In het gebied zijn eveneens gebouwen of lokalen voor bewakingspersoneel toegelaten.
In het gebied zijn kantoorgebouwen niet toegelaten, tenzij ze noodzakelijk zijn voor en een inherent onderdeel zijn van de exploitatie van haven en industriële activiteiten. De bestaande kantoorgebouwen kunnen behouden blijven binnen het bestaande bouwvolume op het moment van definitieve vaststelling van dit gewestelijk ruimtelijk uitvoeringsplan. Uitbreidingen zijn niet toegelaten.

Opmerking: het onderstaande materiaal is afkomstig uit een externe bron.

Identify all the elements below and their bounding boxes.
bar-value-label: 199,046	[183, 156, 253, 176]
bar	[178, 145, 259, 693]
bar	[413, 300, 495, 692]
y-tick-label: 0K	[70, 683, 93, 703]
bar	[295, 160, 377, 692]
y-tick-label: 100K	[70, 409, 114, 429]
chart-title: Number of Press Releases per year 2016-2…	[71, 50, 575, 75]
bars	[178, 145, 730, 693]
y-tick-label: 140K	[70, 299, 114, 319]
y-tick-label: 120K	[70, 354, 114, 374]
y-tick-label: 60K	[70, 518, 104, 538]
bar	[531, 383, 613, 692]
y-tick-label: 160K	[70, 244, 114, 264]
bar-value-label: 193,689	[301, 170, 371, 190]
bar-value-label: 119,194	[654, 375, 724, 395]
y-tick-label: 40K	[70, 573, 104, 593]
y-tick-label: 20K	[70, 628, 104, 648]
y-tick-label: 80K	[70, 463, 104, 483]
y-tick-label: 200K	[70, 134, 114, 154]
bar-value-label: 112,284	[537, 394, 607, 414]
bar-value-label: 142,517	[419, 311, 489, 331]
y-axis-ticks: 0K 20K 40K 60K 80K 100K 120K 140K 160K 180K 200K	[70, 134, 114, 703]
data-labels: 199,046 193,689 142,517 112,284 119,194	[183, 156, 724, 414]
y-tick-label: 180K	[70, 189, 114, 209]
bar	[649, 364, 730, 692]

De aanvraag dient beoordeeld te worden aan de hand van de voorschriften van het ruimtelijk uitvoeringsplan.
De aanvraag is in overeenstemming met de bestemming en de voorschriften van het gewestelijk ruimtelijk uitvoeringsplan.
Voor een straal van 500 meter rond de aanvraag is het voormelde GRUP tevens van toepassing. Hier gelden de bestemmingsvoorschriften Gebied voor zeehaven- en watergebonden bedrijven en –voor de wegenis ten noorden van de aanvraag - Gebied voor verkeers- en vervoerinfrastructuur. Parallel hieraan lopen overdrukken met als aanduiding Hoogspanningsleiding, Gebied voor ongelijkvloerse verkeers- en vervoersinfrastructuur en Leidingstraat. Het Kanaaldok B1 ten oosten van de aanvraag heeft als bestemming Gebied voor waterweginfrastructuur.
Binnen de straal van 500 meter is tevens het GRUP Hoogspanningslijn Zandvliet – Lillo – Liefkenshoek van toepassing met bestemmingen Hoogspanningsleiding en overdrukken Op te heffen hoogspanningsleiding en Gebied met gebruiksbeperkingen
Gewestelijke stedenbouwkundige verordeningen
Hemelwater: Het besluit van de Vlaamse regering van 5 juli 2013 houdende vaststelling van een gewestelijke stedenbouwkundige verordening inzake hemelwaterputten, infiltratievoorzieningen, buffervoorzieningen en gescheiden lozing van afvalwater en hemelwater.
Er werd een afwijking op de gewestelijke hemelwaterverordening aangevraagd voor het aspect hergebruik en infiltratie. Volgens artikel 13 van het besluit van de Vlaamse Regering van 5 juli 2013 houdende vaststelling van een gewestelijke stedenbouwkundige verordening inzake hemelwaterputten, infiltratievoorzieningen, buffervoorzieningen en gescheiden lozing van afvalwater en hemelwater, kan het vergunningverlenende bestuursorgaan bij de beoordeling van de aanvraag in uitzonderlijke gevallen afwijkingen toestaan van de verplichtingen van dit besluit als dat om specifieke redenen met betrekking tot de mogelijkheden van hergebruik of plaatselijke terreinkenmerken verantwoord of noodzakelijk is.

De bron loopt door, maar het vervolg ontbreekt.